C–C Bond Formation and Related Reactions at the CNC Backbone in (smif)FeX (smif = 1,3-Di-(2-pyridyl)-2-azaallyl): Dimerizations, 3 + 2 Cyclization, and Nucleophilic Attack; Transfer Hydrogenations and Alkyne Trimerization (X = N(TMS)2, dpma = (Di-(2-pyridyl-methyl)-amide))

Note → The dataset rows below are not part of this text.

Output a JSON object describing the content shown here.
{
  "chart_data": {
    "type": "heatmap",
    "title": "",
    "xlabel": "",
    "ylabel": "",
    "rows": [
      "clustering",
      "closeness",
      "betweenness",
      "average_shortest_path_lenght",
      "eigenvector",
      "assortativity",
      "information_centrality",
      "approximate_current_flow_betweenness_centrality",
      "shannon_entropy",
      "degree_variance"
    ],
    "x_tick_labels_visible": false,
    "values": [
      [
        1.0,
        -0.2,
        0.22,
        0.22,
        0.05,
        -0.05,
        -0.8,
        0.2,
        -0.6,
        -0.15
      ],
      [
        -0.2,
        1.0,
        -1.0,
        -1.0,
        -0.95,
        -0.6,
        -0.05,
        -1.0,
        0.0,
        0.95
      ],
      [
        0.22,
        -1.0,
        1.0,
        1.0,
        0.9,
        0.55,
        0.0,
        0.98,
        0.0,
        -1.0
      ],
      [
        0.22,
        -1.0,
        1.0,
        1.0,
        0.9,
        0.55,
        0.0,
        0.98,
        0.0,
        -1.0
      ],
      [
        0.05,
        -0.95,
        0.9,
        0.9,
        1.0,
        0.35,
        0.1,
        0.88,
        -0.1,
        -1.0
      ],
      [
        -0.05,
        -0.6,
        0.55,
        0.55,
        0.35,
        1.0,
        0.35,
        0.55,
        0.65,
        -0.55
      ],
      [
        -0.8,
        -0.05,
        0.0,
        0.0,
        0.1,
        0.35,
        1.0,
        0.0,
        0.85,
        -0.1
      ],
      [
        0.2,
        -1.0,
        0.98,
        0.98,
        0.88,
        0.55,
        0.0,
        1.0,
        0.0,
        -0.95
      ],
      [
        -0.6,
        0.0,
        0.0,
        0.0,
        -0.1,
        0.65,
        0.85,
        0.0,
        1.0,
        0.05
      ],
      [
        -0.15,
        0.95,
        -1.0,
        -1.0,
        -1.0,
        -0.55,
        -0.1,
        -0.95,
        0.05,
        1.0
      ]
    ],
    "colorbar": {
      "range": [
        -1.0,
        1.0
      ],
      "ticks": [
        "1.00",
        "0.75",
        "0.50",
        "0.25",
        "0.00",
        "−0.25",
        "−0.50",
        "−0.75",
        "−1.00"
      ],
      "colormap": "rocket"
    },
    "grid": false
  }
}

Molecular orbital analysis depicts the CNCnb backbone of the smif (1,3-di-(2-pyridyl)-2-azaallyl) ligand as having singlet diradical and/or ionic character where electrophilic or nucleophilic attack is plausible. Reversible dimerization of (smif)­Fe{N­(SiMe3)2} (1) to [{(Me3Si)2­N}­Fe]2(μ-κ3,κ3-N,py2-smif,smif) (2) may be construed as diradical coupling. A proton transfer within the backbone-methylated, and o-pyridine-methylated smif of putative ( b Me2 o Me2­smif)­Fe­N(SiMe3)2 (8) provides a route to [{(Me3Si)2­N}­Fe]2(μ-κ4,κ4-N,py2,C-( b Me, b CH2, o Me2(smif)­H))2 (9). A 3 + 2 cyclization of ditolyl-acetylene occurs with 1, leading to the dimer [{2,5-di(pyridin-2-yl)-3,4-di-(p-tolyl-2,5-dihydro­pyrrol-1-ide)}­FeN­(SiMe3)2]2 (11), and the collateral discovery of alkyne cyclotrimerization led to a brief study that identified Fe(N­(SiMe3)2­(THF) as an effective catalyst. Nucleophilic attack by (smif)2­Fe (13) on t BuNCO and (2,6- i Pr2C6H3)­NCO afforded (RNHCO-smif)2­Fe (14a, R = t Bu; 14b, 2,6- i PrC6H3). Calculations suggested that (dpma)2­Fe (15) would favorably lose dihydrogen to afford (smif)2­Fe (13). H2-transfer to alkynes, olefins, imines, PhNNPh, and ketones was explored, but only stoichiometric reactions were affected. Some physical properties of the compounds were examined, and X-ray structural studies on several dinuclear species were conducted.